24. The issue of the timing of the application raised by Mr Thoke is explained by Mr Gerroro's evidence that he had forewarned Namani & Associates on 5 May 2025 which demonstrates he expressed is concerns early on.


25. There is no evidence from Namani & Associates about the size of the the firm nor its internal measures to protect client confidentiality to avoid conflicts of interests, I accept Mr Geroro’s submission that there is a risk of disclosure and prejudice to the plaintiff because of Mr Chou-Lee's active carriage of the plaintiff’s case while in his employment.


26. Disclosure of confidential information can occur unwittingly or accidentally through informal conversations with other lawyers or collegues within the firm. The concerns of Mr Geroro are genuine.


27. A fair minded reasonably informed observer can draw a conclusion of a real risk of disclosure and prejudice to the plaintiff’s case when the plaintiff’s then lawyer has joined the law firm representing the other party, the first defendant.


28. While the lawyer’s duty was primarily to the client, and not the law firm, that employed him, the lawyers Professional Conduct Rules Rule 10 (8) (b) also extends the duty to protect confidence of the clients that a lawyer has come to know by association with the law firm. That association can be by employment or as an agent or contractor of the firm.
This rule in my view justifies the application brought by the principle of the law firm, Mr Geroro.


29. Risks are potential threats that may occur and are mitigated by measures to avoid or minimise the possibility of the threat occurring. When the risk occurs it is too late to fix it.


30. I find that the likelihood of prejudice to the plaintiff’s litigation is a risk that Mr Geroro has persuaded this Court is likely to occur.

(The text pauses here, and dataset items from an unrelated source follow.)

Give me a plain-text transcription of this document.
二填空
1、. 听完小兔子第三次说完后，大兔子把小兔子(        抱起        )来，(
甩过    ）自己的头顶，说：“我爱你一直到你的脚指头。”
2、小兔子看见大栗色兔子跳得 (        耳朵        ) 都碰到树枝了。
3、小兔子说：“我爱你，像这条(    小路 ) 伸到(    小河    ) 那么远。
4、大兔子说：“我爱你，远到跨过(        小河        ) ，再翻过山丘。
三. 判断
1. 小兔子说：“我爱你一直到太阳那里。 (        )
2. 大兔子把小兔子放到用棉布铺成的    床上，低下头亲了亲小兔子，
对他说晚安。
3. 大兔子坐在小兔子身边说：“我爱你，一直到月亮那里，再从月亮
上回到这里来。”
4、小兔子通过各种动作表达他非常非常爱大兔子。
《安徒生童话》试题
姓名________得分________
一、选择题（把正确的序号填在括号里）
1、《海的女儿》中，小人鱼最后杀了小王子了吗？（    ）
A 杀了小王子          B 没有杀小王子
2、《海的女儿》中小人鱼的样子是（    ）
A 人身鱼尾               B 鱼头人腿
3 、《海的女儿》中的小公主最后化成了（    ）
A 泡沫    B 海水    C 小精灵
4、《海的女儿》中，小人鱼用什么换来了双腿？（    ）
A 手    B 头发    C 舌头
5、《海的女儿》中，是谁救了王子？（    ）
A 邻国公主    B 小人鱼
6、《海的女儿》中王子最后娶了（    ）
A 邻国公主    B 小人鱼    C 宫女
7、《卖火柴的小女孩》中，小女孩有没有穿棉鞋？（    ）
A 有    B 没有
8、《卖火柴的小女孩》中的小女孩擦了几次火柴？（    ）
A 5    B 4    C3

31. I therefore consider it is proper in the administration of justice, to exercise my discretion to intervene to minimise the risk of prejudice, by granting orders sought to disqualify Namani & Associate Lawyers from representing the first defendant.


32. Costs are in the cause.


33. Time for entry of these orders is abridged to the date of settlement by the Registrar of the National Court which shall take place, forthwith.


Orders and Ruling accordingly


Lawyers for the plaintiff: Geroro Lawyers
Lawyers for the first defendant: Namani & Associates Lawyers
Lawyer for the second and third defendants: Solicitor General


[1] Court file document No 131.
[2] At paragraph 5, Court File document no 131.
[3] At paragrapgh 5 of the decision.